Por Diego Zúñiga Contreras, desde Bonn Octubre 21, 2016

Por esas extrañas ironías de la vida, en Chile hay gente que vive a dos cuadras de su local de votación y no piensa ni pretende ejercer ese derecho básico por el que lucharon y murieron tantos chilenos hace unas décadas, mientras otros esperábamos ansiosos el día en que se promulgara la ley que permitirí a, a quienes vivimos fuera del país, ir a votar no a dos cuadras, sino a veces a cientos de kilómetros de distancia, sólo por el gusto de sentirse integrado y de formar parte del destino del país que nos vio nacer y al que muchos soñamos volver en algún momento de nuestras vidas.

Cuando la presidenta Michelle Bachelet promulgó la ley, el 7 de octubre pasado, no sólo estaba “honrando la democracia”, como dijo en su discurso, sino que estaba haciendo un acto de mínima justicia para quienes no por salir del territorio chileno perdemos la ciudadanía. Sin embargo, y acá es importante hacer un acto de reflexión mínima, es relevante centrar las expectativas con respecto a la posible participación de quienes podríamos sufragar desde el extranjero en las próximas presidenciales.

Se ha hablado de 450 mil personas que podrían votar, pero nadie ha dicho concretamente con qué porcentaje de participación las autoridades manifestarán un cierto grado de satisfacción.
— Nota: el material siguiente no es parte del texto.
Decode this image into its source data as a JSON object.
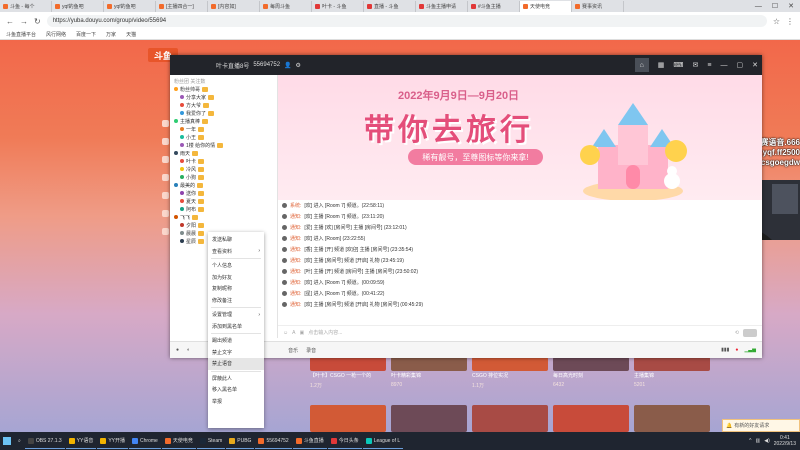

Hay que ser claro: una cosa es la fiesta y la alegría por el derecho repuesto y otra, bien distinta, es poner en práctica lo que dice la ley. Para decirlo en fácil: una cosa es que el día de las elecciones el consulado abra sus puertas y otra, bien distinta, es que quienes viven a varias horas de ese edificio vayan a hacer el esfuerzo de votar. Caso concreto, y sin afán de figuración: el consulado más cercano a mi casa queda a dos horas y media en tren. El pasaje para realizar ese viaje cuesta, en el mejor de los casos, $ 15 mil (ida) y $ 15 mil (vuelta). Es decir, para votar, me tocará invertir cinco horas y $ 30 mil. No es por victimizarse, solo deseo poner las cosas en contexto. De solo pensar que se pedía transporte gratuito en Santiago el día de las elecciones, se me atora una carcajada.
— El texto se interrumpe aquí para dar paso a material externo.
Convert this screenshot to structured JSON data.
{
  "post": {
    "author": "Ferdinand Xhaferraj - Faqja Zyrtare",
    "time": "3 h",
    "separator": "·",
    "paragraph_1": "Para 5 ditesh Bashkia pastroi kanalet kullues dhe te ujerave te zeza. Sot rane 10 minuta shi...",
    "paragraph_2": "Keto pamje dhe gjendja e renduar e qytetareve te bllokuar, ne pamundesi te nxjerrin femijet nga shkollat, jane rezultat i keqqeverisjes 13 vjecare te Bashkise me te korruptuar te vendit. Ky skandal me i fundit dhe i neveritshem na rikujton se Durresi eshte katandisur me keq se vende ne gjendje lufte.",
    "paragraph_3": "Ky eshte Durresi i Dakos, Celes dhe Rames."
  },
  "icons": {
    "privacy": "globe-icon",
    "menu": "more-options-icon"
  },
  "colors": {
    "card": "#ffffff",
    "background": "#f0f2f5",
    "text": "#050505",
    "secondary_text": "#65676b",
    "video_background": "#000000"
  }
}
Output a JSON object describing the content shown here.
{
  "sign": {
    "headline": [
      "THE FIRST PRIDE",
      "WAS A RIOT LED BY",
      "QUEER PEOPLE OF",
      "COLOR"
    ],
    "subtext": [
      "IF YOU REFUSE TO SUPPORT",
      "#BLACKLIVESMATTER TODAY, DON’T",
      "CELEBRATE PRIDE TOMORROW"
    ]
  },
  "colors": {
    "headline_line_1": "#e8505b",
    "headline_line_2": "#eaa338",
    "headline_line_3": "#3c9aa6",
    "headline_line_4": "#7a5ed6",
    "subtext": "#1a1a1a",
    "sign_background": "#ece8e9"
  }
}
Estoy completamente seguro de que muchos chilenos haremos uso del derecho, pondremos dinero y tiempo y viajaremos muy lejos a votar. Pero hay realidades disímiles en la comunidad nacional que vive en el extranjero y muchos simplemente no pueden darse ese lujo. Si no estás en la misma ciudad que tu consulado (en Alemania, Hamburgo, Berlín, Múnich y Frankfurt), entonces la democracia se te antoja un ejercicio bastante más complicado que lo que dicen las frases para el bronce.

Se dijo desde un comienzo que, en caso de ser necesario, se abrirían otros locales de votación en lugares con muchos chilenos y sin consulados. Pero, seamos francos, ¿se puede confiar en la factibilidad de esa promesa cuando el gobierno es incapaz de corregir el absurdo error del cambio de domicilio de los votantes en Chile? Lo importante acá es que, más allá de los que votemos el 19 de noviembre de 2017 en las presidenciales, seamos 100, 1.500 o 450.000, se habrá dado un paso importante no sólo a favor de la democracia, sino de la inclusión de quienes tenemos la desdicha de vivir con nostalgia de la cordillera y la marraqueta.

Y ya que estamos avanzando, y ya que queremos seguir progresando, no vendría mal instaurar el voto postal, como hacen tantos países del mundo, o el voto por internet, como se instauró en Estonia, y donde la participación ciudadana ha aumentado gracias a este cambio, radical y revolucionario, pero muy necesario a la luz de los tiempos que corren. Yo, al menos, prefiero pagar una estampilla para votar que unos pasajes en tren.